Pride & Prejudice & Zombies was quickly followed by other macabre or fantastical takes on classics, such as Sense & Sensibility & Sea Monsters, Android Karenina, and Jane Slayre. A crop of alternate histories sprang up alongside the mash-up texts, with such volumes as Queen Victoria: Demon Hunter, and Abraham Lincoln: Vampire Hunter, in which Grahame-Smith and other authors imposed supernatural challenges on historical figures.

… classic literature can afford a turn around the parlor in more macabre fancy-dress without losing its credibility.

While the film of Pride & Prejudice & Zombies languishes in Hollywood limbo, producers and directors perpetually attaching to and detaching from the project, Abraham Lincoln: Vampire Hunter made it to the big screen this summer with comparative ease. Rotten Tomatoes aggregates critical reviews of the 16th US President’s personal quest to rid the nation of bloodsucking menaces at rather less than 50% positive, and audience reactions at a bit more than that. The charm of an alternate history is skillful patchwork. What you learn, the new elements of the story, must sew neatly into the patterns of history as we know it. AL: VH makes a stab at this, weaving the interests of a vampiric population into the events of the American Civil War, but as I said before, the execution leaves something to be desired. An element of tongue-in-cheek doesn’t need to render a film incoherent.

Every year, inadequate writing and plotting is excused in big summer movies on the grounds that a story with explosions or robots or ghosts is just good fun. Good fun needn’t subject itself to critical scrutiny, instead being somehow allowed to limp across the finish line held together by the narrative equivalent of spirit gum. This same argument, however, reverses to keep exploding robot ghost stories in their literary place: well outside canonical acceptance, forever banned to the corner of the unlikely (while people who simply don’t like exploding robot ghosts conveniently overlook fantastic elements in classic fiction). Fantastical stories are outside our realm of experience and therefore don’t need to hold together becomes fantastical stories can’t hold together, which isn’t true.
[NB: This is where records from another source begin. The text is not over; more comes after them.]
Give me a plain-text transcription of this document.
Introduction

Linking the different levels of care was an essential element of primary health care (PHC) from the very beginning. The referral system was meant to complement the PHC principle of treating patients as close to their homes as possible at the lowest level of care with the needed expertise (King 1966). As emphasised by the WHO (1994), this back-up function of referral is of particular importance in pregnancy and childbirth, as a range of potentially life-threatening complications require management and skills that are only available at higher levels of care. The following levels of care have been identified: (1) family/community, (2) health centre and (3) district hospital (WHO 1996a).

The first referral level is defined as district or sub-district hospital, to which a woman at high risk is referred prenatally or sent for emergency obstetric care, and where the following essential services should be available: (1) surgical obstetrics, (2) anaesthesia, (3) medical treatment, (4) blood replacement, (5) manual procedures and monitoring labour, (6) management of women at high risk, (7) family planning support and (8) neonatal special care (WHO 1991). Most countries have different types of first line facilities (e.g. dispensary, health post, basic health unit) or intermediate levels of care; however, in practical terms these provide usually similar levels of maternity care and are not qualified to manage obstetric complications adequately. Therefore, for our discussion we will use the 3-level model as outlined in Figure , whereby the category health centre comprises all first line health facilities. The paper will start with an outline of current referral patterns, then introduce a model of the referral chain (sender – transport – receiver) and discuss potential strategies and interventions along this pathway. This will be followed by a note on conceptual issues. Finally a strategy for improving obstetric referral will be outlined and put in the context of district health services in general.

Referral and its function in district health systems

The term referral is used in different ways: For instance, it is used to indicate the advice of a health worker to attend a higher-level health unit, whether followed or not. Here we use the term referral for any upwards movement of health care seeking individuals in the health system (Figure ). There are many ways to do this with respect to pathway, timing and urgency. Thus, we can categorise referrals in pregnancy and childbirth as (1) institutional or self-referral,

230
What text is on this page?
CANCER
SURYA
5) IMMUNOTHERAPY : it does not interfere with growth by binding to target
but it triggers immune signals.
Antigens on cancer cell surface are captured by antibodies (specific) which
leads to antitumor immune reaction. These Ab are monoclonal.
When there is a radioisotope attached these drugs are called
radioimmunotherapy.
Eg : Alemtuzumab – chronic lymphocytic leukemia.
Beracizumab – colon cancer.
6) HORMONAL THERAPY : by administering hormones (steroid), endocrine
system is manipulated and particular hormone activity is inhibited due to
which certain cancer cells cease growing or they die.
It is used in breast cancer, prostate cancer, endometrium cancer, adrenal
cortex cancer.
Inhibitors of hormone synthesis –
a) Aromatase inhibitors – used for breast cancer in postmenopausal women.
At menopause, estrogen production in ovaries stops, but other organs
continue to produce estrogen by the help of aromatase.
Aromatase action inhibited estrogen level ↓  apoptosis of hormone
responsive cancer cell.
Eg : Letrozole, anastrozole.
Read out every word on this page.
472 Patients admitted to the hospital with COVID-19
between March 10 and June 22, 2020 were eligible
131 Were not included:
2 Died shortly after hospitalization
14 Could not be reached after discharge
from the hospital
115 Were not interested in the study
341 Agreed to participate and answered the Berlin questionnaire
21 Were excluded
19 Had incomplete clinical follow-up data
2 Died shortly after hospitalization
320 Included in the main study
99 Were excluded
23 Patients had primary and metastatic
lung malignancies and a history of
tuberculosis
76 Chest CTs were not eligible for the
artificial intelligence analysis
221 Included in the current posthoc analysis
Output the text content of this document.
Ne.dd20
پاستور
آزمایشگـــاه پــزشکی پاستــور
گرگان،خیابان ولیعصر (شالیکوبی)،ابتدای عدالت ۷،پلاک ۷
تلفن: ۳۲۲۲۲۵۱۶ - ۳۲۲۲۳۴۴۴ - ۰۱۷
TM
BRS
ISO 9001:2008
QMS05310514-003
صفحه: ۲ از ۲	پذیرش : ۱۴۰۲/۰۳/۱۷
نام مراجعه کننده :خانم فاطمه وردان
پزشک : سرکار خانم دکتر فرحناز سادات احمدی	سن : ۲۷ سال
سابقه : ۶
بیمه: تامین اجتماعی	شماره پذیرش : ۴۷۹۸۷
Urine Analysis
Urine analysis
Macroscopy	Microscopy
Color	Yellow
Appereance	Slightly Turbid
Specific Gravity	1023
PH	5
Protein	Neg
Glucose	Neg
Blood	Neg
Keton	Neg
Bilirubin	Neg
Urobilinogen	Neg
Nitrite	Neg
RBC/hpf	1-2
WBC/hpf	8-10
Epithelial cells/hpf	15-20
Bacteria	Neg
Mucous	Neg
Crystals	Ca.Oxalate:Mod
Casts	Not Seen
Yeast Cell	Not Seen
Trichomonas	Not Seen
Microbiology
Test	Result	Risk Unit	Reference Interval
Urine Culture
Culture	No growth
Hollywood does love high concept, and mash-up novels are nearly the definition of high-concept, already so firmly rooted in cultural consciousness on both sides of the genre divide. The summer genre blockbuster can use the punch-up from classic literature, and classic literature can afford a turn around the parlor in more macabre fancy-dress without losing its credibility. Every few years another cinematic go-round of Austen, the Brontes, or similar hits theaters. Why shouldn’t there also be zombies? Why shouldn’t an iconic historical figure hunt vampires, or the most popular literary heroine of all time serve a little kick-ass with her tea?